Beberapa kali dipanggil, Aryo muncul. Dia pun sama terkejutnya dengan Rahayu. Langkah yang sudah tidak terlalu kentara pincangnya bergerak makin cepat, pertanyaan serupa dengan Rahayu pun ditanyakan olehnya.
Anwar dipapah menuju sofa terdekat. Setelah didudukkan, Rahayu bergegas ke dapur. Dia datang dengan sebaskom air hangat dan peralatan P3K. Sama seperti Aryo, dengan telaten dan diselingi ucapan-ucapan kemarahan, Rahayu mulai mengobati Anwar.
Anwar akhirnya cerita bahwa dirinya tiba-tiba dihajar beberapa orang tidak dikenal.
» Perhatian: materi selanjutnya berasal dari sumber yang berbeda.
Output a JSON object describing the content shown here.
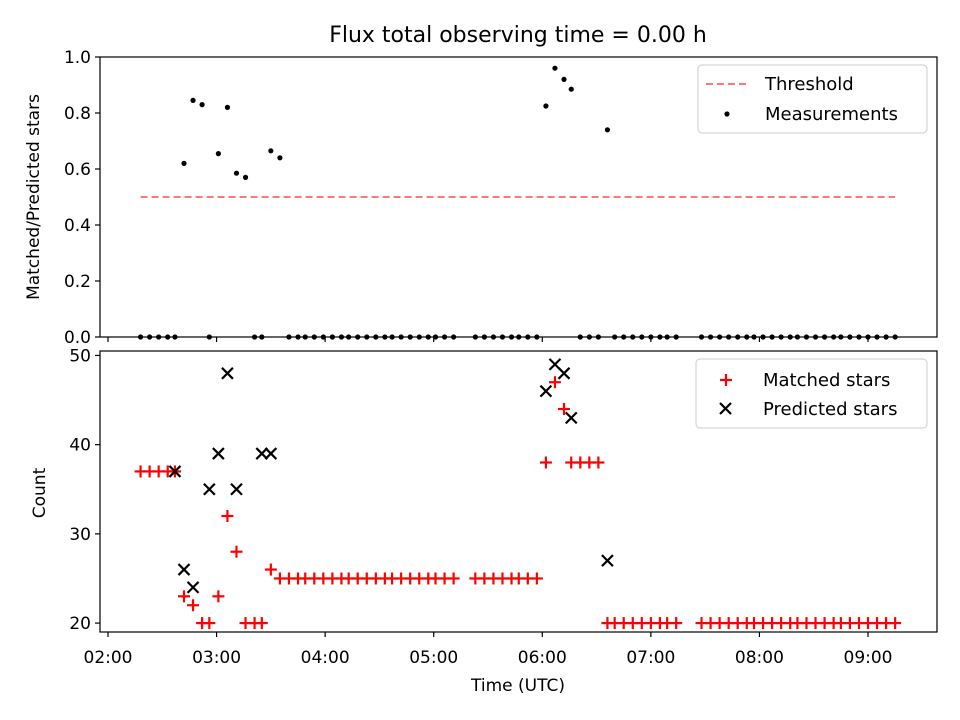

Saat itu dia akan pulang ke rumah Rukmini, ketika istirahat sejenak, tiga orang laki-laki datang, lalu secara membabi-buta dia dikeroyok.
“Ngapain juga malam-malam kelayapan? Kan masih bisa besok. Untung kamu kagak kenapa-kenapa. Kamu tuh, bikin, orang lain panik, bikin orang takut.” Rahayu kembali mengomel.
“Nanti kita ke puskesmas saja, periksa kamu. Sekalian kamu, Mas, juga harus diperiksa.”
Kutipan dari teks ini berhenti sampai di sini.